Portuguese Português

Falta inteligência à política de segurança

Bastou as eleições passarem para os cariocas perceberem que a segurança não vai tão bem quanto o governador alardeava durante a campanha. Arrastões, assaltos e carros queimados voltaram a fazer parte da rotina da cidade. Sérgio Cabral e seu secretário de Segurança, José Mariano Beltrame, foram incisivos na justificativa: a repressão nas favelas levou os bandidos a atacarem nas ruas. Sim, a explicação faz sentido. Mas o que fazem os setores de inteligência das Polícias Civil e Militar? Não é papel dessas áreas detectar possíveis ações de criminosos? A população paga o preço de uma política de segurança em que o marketing é tão importante quanto a eficiência.

Não há mais dúvidas com relação à importância das UPPs para as comunidades onde foram instaladas, já que os moradores se livraram do domínio dos traficantes. Existem muitas dúvidas, porém, quanto às próximas medidas a serem tomadas. Durante a campanha à reeleição, Sérgio Cabral optou por se omitir da discussão sobre o futuro da política de segurança. Preferiu o caminho mais fácil: exaltar os resultados já alcançados.

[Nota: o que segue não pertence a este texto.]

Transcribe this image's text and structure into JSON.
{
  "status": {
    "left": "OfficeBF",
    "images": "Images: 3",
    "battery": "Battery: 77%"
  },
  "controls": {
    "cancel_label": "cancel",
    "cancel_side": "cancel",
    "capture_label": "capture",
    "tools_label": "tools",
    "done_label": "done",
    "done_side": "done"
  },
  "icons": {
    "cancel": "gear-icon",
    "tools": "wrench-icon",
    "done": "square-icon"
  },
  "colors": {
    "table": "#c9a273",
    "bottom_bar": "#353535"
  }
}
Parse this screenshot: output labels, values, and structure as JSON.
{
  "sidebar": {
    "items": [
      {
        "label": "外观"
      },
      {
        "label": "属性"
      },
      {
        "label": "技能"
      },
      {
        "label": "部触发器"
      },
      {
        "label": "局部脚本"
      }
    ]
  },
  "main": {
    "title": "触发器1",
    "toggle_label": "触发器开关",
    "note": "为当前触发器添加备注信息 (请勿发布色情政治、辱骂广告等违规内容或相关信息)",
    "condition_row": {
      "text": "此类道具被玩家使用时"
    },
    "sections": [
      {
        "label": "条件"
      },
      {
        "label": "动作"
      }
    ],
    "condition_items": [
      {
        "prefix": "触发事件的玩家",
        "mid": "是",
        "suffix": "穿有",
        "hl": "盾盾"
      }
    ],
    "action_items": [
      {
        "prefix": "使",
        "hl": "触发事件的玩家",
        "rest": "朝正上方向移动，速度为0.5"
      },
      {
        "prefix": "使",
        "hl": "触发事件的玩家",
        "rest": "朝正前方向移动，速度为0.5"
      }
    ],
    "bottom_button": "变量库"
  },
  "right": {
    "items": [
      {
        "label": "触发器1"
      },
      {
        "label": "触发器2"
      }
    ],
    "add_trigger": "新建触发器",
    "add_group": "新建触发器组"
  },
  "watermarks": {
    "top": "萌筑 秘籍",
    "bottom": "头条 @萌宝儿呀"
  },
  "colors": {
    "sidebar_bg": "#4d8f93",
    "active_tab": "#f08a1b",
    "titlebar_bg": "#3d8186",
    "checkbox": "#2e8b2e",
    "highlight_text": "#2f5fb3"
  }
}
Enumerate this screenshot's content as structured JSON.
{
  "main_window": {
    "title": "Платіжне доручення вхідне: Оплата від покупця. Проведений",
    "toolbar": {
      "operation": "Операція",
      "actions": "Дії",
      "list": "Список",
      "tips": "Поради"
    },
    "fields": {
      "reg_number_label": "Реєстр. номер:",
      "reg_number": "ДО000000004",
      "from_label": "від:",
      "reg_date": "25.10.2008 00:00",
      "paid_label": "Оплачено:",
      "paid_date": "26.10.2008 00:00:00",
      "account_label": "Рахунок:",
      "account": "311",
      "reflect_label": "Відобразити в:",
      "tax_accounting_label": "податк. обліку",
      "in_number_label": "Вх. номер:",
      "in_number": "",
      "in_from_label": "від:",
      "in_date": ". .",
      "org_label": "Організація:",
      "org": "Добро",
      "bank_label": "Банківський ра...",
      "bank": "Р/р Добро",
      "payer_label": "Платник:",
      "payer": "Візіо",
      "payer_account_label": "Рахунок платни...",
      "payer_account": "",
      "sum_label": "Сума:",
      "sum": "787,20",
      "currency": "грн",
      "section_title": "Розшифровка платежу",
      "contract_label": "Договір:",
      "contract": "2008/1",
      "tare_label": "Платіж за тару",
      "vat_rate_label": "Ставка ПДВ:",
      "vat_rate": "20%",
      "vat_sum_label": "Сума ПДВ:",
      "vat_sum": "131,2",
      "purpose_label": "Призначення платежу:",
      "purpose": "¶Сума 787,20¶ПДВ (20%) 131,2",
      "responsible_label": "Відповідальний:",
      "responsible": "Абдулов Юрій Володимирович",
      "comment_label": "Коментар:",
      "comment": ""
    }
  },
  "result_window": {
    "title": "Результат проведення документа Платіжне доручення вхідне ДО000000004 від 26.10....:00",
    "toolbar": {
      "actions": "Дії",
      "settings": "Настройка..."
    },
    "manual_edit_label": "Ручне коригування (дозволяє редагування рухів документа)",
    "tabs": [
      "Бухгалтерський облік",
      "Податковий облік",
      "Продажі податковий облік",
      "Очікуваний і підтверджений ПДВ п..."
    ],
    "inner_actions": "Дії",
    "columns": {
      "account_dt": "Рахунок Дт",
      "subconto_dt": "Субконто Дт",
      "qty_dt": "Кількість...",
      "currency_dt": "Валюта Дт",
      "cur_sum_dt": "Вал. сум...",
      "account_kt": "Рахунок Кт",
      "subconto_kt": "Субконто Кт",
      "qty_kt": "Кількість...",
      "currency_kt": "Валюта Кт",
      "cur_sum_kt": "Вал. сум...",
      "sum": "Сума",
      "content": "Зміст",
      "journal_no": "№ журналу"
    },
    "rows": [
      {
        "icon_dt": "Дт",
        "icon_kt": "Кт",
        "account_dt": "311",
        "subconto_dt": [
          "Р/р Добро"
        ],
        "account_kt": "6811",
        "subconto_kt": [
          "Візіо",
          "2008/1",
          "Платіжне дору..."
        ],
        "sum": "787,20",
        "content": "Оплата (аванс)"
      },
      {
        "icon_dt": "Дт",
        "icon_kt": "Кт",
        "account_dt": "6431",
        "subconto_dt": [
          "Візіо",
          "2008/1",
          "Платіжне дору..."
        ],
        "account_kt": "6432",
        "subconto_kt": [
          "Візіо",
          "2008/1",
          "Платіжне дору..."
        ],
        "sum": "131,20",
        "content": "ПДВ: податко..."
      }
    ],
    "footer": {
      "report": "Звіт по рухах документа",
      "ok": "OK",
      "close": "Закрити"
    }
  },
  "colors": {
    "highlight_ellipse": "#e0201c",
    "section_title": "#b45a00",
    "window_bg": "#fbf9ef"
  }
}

Dizer que os arrastões pela cidade e os carros queimados na Linha Vermelha são um movimento de reação dos traficantes é revelar uma obviedade. Disso, prezados governador e secretário, nós já sabemos. Queremos saber o que está sendo feito para impedir os ataques, além da reação previsível de aumentar o efetivo nas ruas. Os policiais estão preparados para enfrentar uma situação de alto nível de estresse? O setor de inteligência vai ajudar na prevenção de novos crimes?

Os anos de desmando na segurança pública do Rio de Janeiro são uma herança maldita que o governo estadual é obrigado a carregar. Para vencê-la, é preciso mais trabalho e menos publicidade. É necessário investir em estratégia, inteligência e investigação. Ocupar as favelas é apenas o primeiro passo de uma longa e difícil caminhada.